I specifically remember the moment I decided I’d “had it” with Christmas last year. After spending too many hours and dollars selecting and purchasing the perfect gifts for what felt like everyone I knew, a friend mentioned she wanted to get together next week because she had a “little something” to give me. Cue the panic: That Saturday, which I had been planning on spending in jammies with my family watching Christmas movies and watching the snowfall, was spent driving around the mall parking lot.
It took 45 minutes to find a spot in the crowded lot, and after trudging my way across the snow and slush, I was confronted with crowds like I’d never seen. Workers were crabby, everyone was impatient, and every line was miles long. As soon as I returned home after buying some generic something-or-other at Williams-Sonoma, I snapped to my husband, “That’s it! No presents next year!”
Needless to say, I didn’t keep that promise.
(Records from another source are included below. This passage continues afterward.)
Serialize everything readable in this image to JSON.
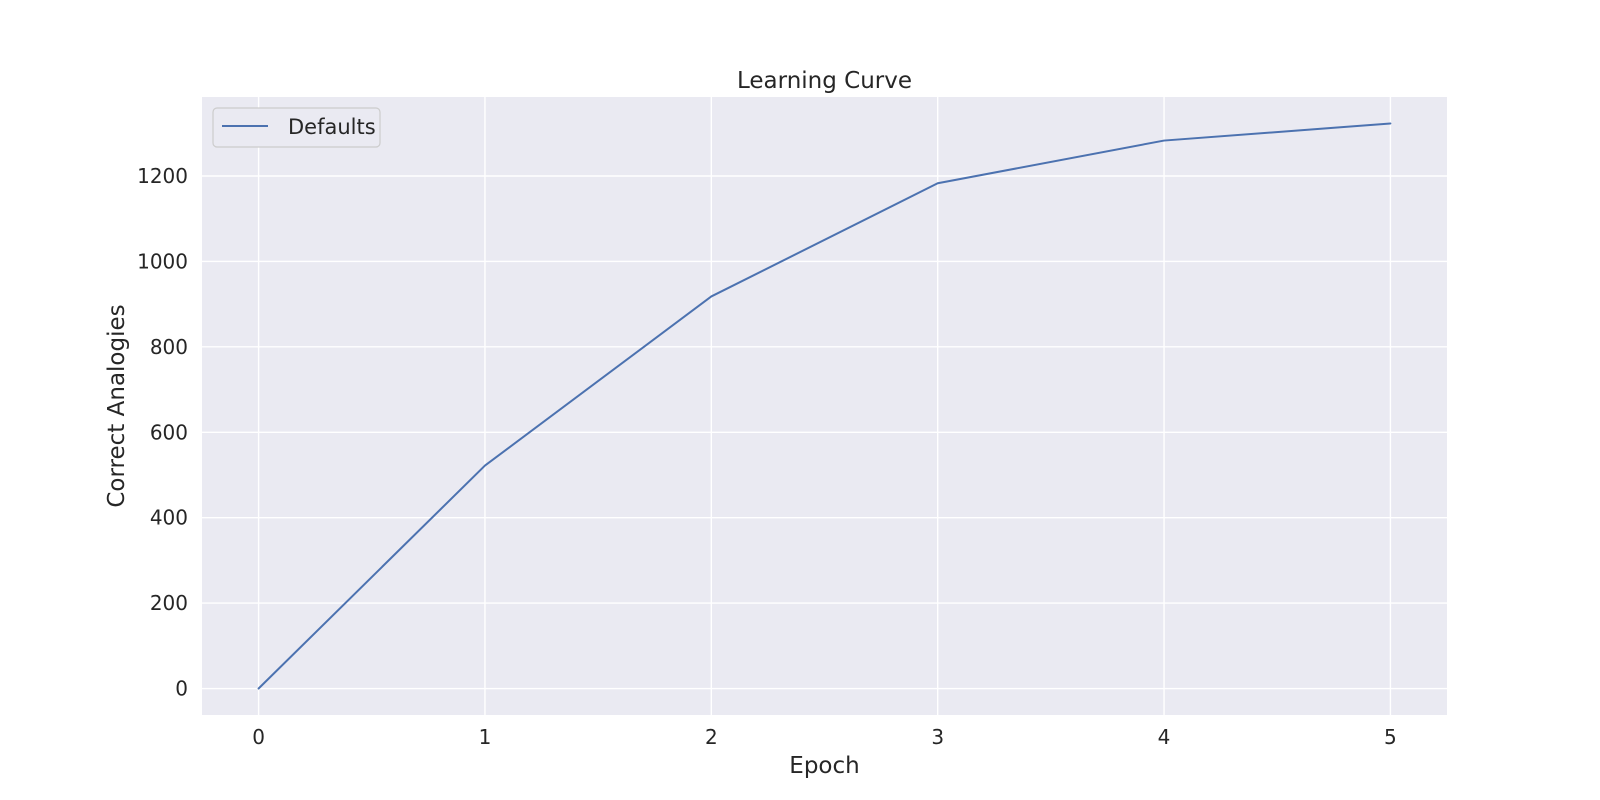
{
  "chart_data": {
    "type": "line",
    "title": "Learning Curve",
    "xlabel": "Epoch",
    "ylabel": "Correct Analogies",
    "x": [
      0,
      1,
      2,
      3,
      4,
      5
    ],
    "series": [
      {
        "name": "Defaults",
        "color": "#4c72b0",
        "values": [
          0,
          522,
          918,
          1183,
          1283,
          1323
        ]
      }
    ],
    "xlim": [
      -0.25,
      5.25
    ],
    "ylim": [
      -62,
      1385
    ],
    "x_ticks": [
      "0",
      "1",
      "2",
      "3",
      "4",
      "5"
    ],
    "y_ticks": [
      "0",
      "200",
      "400",
      "600",
      "800",
      "1000",
      "1200"
    ],
    "grid": true,
    "legend_position": "upper-left",
    "style": {
      "plot_background": "#eaeaf2",
      "grid_color": "#ffffff"
    }
  }
}
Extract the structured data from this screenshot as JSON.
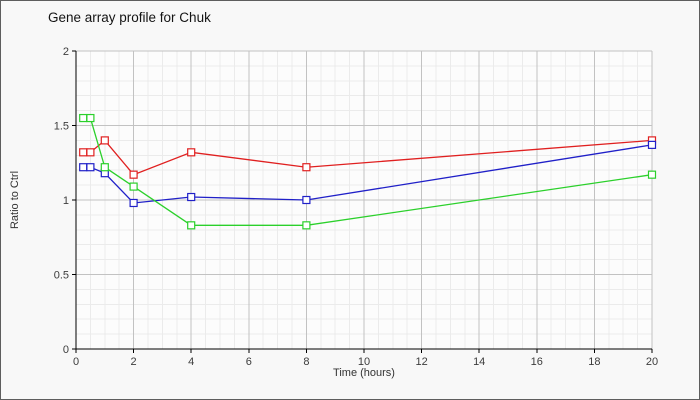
{
  "window": {
    "background_color": "#f8f8f8",
    "border_color": "#5e5e5e"
  },
  "chart_data": {
    "type": "line",
    "title": "Gene array profile for Chuk",
    "xlabel": "Time (hours)",
    "ylabel": "Ratio to Ctrl",
    "xlim": [
      0,
      20
    ],
    "ylim": [
      0,
      2
    ],
    "x": [
      0.25,
      0.5,
      1,
      2,
      4,
      8,
      20
    ],
    "series": [
      {
        "name": "red",
        "color": "#e02020",
        "marker": "open-square",
        "values": [
          1.32,
          1.32,
          1.4,
          1.17,
          1.32,
          1.22,
          1.4
        ]
      },
      {
        "name": "blue",
        "color": "#2020c8",
        "marker": "open-square",
        "values": [
          1.22,
          1.22,
          1.18,
          0.98,
          1.02,
          1.0,
          1.37
        ]
      },
      {
        "name": "green",
        "color": "#2bd02b",
        "marker": "open-square",
        "values": [
          1.55,
          1.55,
          1.22,
          1.09,
          0.83,
          0.83,
          1.17
        ]
      }
    ],
    "xticks": [
      0,
      2,
      4,
      6,
      8,
      10,
      12,
      14,
      16,
      18,
      20
    ],
    "xtick_labels": [
      "0",
      "2",
      "4",
      "6",
      "8",
      "10",
      "12",
      "14",
      "16",
      "18",
      "20"
    ],
    "yticks": [
      0,
      0.5,
      1,
      1.5,
      2
    ],
    "ytick_labels": [
      "0",
      "0.5",
      "1",
      "1.5",
      "2"
    ],
    "grid": {
      "on": true,
      "minor_x_step": 0.5,
      "minor_y_step": 0.1,
      "major_x_step": 2,
      "major_y_step": 0.5,
      "minor_color": "#ebebeb",
      "major_color": "#c2c2c2"
    },
    "plot_background": "#fcfcfc",
    "axis_color": "#000000",
    "tick_label_color": "#3c3c3c",
    "legend": "none"
  }
}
But I did decide something: that this year, gift giving was going to be different. Holiday gifts were going to be given from a sense of love and gratitude for the person, not out of an obligation. They would be thoughtfully curated throughout the year instead of purchased haphazardly at 10% off. They would be more meaningful, not more expensive, and they would be a source of joy instead of stress.
Here are three questions I now ask myself before buying gifts, not just at the holidays, but year-round.
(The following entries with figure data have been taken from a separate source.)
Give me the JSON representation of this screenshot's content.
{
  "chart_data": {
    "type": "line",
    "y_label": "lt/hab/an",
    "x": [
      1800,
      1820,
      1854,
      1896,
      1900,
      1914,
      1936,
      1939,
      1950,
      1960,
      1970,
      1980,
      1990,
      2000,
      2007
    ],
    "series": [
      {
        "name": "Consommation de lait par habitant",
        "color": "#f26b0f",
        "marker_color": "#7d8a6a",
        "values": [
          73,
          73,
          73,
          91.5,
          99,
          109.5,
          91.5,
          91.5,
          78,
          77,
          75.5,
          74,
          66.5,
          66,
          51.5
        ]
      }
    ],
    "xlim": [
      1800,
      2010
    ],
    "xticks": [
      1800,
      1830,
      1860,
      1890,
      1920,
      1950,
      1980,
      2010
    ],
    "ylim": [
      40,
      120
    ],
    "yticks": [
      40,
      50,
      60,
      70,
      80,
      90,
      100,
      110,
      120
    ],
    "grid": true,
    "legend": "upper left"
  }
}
01. Do I even need to 'buy' this person something?
How many people in your circle to you purchase for simply because you feel like you “should”? Is there something they might prefer instead of a box with a bow? Maybe your babysitter would prefer a glowing college recommendation letter. Your grandmother would probably prefer you come eat dinner with her one evening instead of yet another “Best Grandma Ever” knick-knack. Every year, my husband and I go on a “Christmas-themed date” together instead of buying each other gifts. It’s my favorite part of the holiday season and the opposite of stressful. Avoid buying out of a sense of “have to”.
02. If I do need to buy something, what would be the most meaningful for them?
Think about it—would you rather receive a generic fancy hot chocolate mix or a handwritten card letting you know how much you mean to someone? Expensive gifts don’t translate to very impactful gifts. Instead of trying to have the “best” gift, think of what would make the biggest difference to the person.
For example, we often tsk-tsk gift cards, but a bit of extra cash can be such a joy to receive this time of year. A gift card to Target could be a godsend for a new mom. I tend to get lots of Barnes and Noble gift cards and I’d often much prefer them to people trying to choose books for me! Gifts should be about the other person, not just what you think is fun to buy.
03. Could I use this gift to make the world a better place?
Have double the impact by buying gifts from ethical companies. Better yet, if you’re really unsure of what to get someone, make a donation in their name. This can be the perfect gift for those people who seem to “have everything”—why not give to someone who has very little? Growing up, my godparents always bought a family in need a cow or sheep in my name from Heifer International. The impact those animals made on families was much more special to me than any sweater would have been.
A final note, try to live your values through your gift-giving. There’s nothing wrong with gift giving. I love to give gifts, and I love to receive gifts, particularly during the holidays. But gifts shouldn’t be another rushed item on your to-do list. So before picking up another coffee mug, stop and ask yourself these three questions to make intentional gifting part of your holiday traditions.